To prepare for PAT, the judge sometimes has to generate random passwords for the users. The problem is that there are always some confusing passwords since it is hard to distinguish 1 (one) from l (L in lowercase), or 0 (zero) from O (o in uppercase). One solution is to replace 1 (one) by @, 0 (zero) by %, l by L, and O by o. Now it is your job to write a program to check the accounts generated by the judge, and to help the juge modify the confusing passwords.

Input Specification:

Each input file contains one test case. Each case contains a positive integer N (≤1000), followed by N lines of accounts. Each account consists of a user name and a password, both are strings of no more than 10 characters with no space.

Output Specification:

For each test case, first print the number M of accounts that have been modified, then print in the following M lines the modified accounts info, that is, the user names and the corresponding modified passwords. The accounts must be printed in the same order as they are read in. If no account is modified, print in one line There are N accounts and no account is modified where N is the total number of accounts.

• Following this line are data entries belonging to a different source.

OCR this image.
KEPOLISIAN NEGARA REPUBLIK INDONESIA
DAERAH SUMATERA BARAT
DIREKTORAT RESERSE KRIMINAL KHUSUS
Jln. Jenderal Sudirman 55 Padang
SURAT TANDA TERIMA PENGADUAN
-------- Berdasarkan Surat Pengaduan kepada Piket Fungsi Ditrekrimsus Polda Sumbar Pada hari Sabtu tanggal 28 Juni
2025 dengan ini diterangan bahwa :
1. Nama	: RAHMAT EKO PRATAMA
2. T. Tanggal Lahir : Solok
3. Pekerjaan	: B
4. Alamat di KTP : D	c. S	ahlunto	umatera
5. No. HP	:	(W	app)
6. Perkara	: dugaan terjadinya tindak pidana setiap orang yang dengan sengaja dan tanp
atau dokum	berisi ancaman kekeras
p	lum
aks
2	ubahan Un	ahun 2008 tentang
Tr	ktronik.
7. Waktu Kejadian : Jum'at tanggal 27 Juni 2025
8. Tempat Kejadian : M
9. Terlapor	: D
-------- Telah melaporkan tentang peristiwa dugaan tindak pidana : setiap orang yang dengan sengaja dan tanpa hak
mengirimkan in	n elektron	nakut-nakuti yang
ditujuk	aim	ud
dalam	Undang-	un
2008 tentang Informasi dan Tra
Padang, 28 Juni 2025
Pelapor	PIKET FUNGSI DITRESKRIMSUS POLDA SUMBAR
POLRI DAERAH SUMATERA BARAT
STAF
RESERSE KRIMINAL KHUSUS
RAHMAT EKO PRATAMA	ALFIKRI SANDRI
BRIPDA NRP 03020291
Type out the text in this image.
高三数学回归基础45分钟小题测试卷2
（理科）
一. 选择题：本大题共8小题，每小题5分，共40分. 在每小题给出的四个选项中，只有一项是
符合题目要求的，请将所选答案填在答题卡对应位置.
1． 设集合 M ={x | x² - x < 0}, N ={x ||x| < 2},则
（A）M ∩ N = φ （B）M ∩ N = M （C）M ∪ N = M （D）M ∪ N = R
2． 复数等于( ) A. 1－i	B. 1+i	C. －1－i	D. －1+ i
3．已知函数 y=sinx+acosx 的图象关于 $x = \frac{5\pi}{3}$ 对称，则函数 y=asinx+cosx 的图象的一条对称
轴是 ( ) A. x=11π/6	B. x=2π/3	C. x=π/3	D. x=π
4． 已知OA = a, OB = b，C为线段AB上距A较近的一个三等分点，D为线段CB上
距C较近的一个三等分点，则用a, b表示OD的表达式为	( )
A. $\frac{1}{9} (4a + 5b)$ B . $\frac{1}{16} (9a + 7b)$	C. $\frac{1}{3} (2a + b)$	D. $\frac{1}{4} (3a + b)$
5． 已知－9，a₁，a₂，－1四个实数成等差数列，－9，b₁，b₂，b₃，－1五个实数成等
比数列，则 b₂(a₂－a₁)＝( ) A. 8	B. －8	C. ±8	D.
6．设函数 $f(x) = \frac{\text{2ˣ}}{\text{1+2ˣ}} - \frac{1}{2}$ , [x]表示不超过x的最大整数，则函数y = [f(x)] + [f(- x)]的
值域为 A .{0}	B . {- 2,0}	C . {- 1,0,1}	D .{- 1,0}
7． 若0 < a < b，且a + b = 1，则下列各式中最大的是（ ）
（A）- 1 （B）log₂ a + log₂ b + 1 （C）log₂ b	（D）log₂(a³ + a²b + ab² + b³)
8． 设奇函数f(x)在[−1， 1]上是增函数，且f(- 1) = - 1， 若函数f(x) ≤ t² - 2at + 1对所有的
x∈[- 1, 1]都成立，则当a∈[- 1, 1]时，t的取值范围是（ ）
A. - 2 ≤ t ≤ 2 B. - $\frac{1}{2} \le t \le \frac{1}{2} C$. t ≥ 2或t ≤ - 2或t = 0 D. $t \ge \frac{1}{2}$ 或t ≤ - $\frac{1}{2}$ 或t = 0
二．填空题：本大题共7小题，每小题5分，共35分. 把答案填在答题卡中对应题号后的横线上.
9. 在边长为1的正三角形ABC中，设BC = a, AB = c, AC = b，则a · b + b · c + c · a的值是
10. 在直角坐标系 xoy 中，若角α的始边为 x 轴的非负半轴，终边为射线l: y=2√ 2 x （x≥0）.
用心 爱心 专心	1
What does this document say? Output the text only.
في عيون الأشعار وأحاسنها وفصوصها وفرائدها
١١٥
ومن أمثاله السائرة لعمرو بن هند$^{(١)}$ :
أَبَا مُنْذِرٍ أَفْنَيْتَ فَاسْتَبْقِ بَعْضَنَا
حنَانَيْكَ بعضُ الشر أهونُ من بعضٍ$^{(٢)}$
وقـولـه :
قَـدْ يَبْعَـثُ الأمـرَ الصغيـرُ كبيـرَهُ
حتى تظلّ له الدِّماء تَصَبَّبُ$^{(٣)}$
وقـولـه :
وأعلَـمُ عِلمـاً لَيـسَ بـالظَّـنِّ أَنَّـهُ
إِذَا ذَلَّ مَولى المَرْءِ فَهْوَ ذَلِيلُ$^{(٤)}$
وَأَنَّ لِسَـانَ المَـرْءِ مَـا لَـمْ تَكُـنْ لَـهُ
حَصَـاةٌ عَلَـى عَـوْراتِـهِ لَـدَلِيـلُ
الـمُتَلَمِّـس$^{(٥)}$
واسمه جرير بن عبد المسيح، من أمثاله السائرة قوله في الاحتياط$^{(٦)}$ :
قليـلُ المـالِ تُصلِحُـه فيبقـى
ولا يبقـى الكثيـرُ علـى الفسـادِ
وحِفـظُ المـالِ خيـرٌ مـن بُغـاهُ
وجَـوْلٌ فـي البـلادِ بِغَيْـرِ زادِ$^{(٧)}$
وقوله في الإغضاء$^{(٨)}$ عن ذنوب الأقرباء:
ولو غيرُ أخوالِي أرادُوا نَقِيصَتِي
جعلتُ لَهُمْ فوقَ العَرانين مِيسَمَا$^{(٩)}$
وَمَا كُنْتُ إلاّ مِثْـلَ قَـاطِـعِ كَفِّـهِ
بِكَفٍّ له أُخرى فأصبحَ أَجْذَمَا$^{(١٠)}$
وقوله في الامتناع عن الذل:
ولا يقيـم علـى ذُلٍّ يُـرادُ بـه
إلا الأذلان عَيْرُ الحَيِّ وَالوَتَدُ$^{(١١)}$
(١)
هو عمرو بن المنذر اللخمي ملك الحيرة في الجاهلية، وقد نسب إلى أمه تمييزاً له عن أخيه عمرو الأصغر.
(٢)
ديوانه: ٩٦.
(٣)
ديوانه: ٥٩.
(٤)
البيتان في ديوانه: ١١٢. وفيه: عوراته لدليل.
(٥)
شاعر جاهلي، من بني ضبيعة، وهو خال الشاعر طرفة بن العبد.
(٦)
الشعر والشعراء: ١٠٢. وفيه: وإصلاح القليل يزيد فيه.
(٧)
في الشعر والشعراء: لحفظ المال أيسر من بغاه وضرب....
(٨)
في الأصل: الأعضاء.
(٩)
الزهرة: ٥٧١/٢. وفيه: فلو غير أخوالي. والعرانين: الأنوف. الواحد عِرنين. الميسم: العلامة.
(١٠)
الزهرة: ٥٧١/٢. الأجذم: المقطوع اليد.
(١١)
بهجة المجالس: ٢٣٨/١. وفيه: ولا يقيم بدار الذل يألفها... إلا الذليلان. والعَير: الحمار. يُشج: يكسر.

However, if N is one, you must print There is 1 account and no account is modified instead.

Code

This is a basic problem.
You should note when N>1, if no account is modified, the output is complex, and when N=1, it is singular. Otherwise test point 2 will be wrong.

#include <stdio.h>
#include <string.h>
#include <limits.h>
#include <stdlib.h>
#define Size 11
#define UserMaxNum 1005

struct UNode{
    char name[Size], password[Size];
    int flag;
}Users[UserMaxNum];
int main()
{
    int N, k=0;
    scanf("%d", &N);
    for(int i=0;i<N;i++){
        scanf("\n%s %s", Users[i].name, Users[i].password);
        Users[i].flag = 0;

        for(int j=0; j<strlen(Users[i].password); j++){
            switch((Users[i].password)[j]){
                case '1': (Users[i].password)[j] = '@'; Users[i].flag = 1; break;
                case '0': (Users[i].password)[j] = '%'; Users[i].flag = 1; break;
                case 'l': (Users[i].password)[j] = 'L'; Users[i].flag = 1; break;
                case 'O': (Users[i].password)[j] = 'o'; Users[i].flag = 1; break;
                default: break;
            }
        }
    }
    for(int i=0;i<N;i++){
        if(Users[i].flag == 1) k++;
    }
    if(k==0){
        if(N>1) printf("There are %d accounts and no account is modified\n", N);
        else printf("There is %d account and no account is modified\n", N);
    }
    else{
        printf("%d\n", k);
        for(int i=0;i<N;i++){
            if(Users[i].flag == 1) printf("%s %s\n", Users[i].name, Users[i].password);
        }
    }
    return 0;
}